Une Québécoise parmi les meilleurs au monde

Sur la ligne de départ virtuelle, au mois d’août dernier, elles étaient exactement 8872 à rêver d’un contrat professionnel avec l’équipe du World Tour Canyon-SRAM. Olivia Baril y a longtemps cru en parvenant à se qualifier parmi les 10 demi-finalistes du concours Zwift Academy, du nom de l’entreprise qui a développé l’application d’entraînement.

« C’est quelque chose à écrire dans mon CV sportif.
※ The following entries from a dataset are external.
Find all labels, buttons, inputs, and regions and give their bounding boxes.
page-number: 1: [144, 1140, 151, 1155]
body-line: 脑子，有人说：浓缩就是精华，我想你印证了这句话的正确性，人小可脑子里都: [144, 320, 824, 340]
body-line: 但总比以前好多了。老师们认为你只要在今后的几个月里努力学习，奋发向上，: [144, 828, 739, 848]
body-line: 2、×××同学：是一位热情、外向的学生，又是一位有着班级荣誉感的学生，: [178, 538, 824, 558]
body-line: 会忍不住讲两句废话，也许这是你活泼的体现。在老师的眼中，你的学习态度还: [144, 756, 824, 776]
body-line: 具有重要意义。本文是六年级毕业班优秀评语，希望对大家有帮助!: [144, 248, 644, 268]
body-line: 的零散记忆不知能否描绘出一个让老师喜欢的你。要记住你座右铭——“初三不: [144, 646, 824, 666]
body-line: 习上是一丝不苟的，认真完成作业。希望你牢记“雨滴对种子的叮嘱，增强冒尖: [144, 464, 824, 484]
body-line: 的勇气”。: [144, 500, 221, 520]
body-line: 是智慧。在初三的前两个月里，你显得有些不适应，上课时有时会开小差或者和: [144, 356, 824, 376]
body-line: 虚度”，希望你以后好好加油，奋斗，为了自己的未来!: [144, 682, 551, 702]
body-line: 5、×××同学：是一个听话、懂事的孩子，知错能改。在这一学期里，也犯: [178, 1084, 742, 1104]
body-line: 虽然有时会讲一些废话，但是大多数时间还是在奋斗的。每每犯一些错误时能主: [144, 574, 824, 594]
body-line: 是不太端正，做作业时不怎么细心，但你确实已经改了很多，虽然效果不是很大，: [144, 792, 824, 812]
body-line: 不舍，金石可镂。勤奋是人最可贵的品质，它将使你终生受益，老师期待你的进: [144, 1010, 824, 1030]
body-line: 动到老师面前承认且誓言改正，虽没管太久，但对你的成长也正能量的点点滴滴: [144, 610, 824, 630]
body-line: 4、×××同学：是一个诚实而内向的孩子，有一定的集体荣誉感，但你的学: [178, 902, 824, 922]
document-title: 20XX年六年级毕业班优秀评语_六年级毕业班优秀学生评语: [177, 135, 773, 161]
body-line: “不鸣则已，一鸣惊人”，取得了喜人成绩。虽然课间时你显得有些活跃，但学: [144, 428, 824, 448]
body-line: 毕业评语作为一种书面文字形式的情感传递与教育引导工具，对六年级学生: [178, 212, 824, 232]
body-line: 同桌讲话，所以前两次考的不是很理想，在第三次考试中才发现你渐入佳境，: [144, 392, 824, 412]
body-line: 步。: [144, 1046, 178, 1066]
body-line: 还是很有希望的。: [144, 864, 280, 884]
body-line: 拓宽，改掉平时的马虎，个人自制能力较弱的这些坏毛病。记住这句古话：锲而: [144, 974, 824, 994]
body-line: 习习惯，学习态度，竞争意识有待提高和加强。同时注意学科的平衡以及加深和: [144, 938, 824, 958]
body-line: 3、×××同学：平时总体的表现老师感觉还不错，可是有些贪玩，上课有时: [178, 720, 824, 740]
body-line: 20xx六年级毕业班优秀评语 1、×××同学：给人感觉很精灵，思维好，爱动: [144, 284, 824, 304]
C’est vraiment un exploit, le monde me dit : “C’est vraiment cool que tu aies fait ça” », raconte la cycliste de 21 ans qui n’a toutefois pas atteint la finale de cette compétition.

PHOTO FOURNIE PAR OLIVIA BARIL

Olivia Baril est championne canadienne sur route et en contre-la-montre chez les moins de 23 ans.

Actuelle championne canadienne sur route et en contre-la-montre chez les moins de 23 ans, Baril utilise Zwift depuis un an environ. Quand une coéquipière de l’équipe Macogep-Tornatech-Specialized lui a parlé de Zwift Academy, dont l’accès est réservé aux cyclistes de niveau amateur, elle n’a pas réfléchi longtemps. « Je me suis promis d’y participer. Et je me suis inscrite pour gagner ! »

> Voyez une vidéo de Zwift Academy.

Durant les mois d’août et de septembre, les qualifications ont pris la forme de huit entraînements préétablis et de quatre courses permettant de mesurer la puissance, la capacité anaérobie ou l’explosivité.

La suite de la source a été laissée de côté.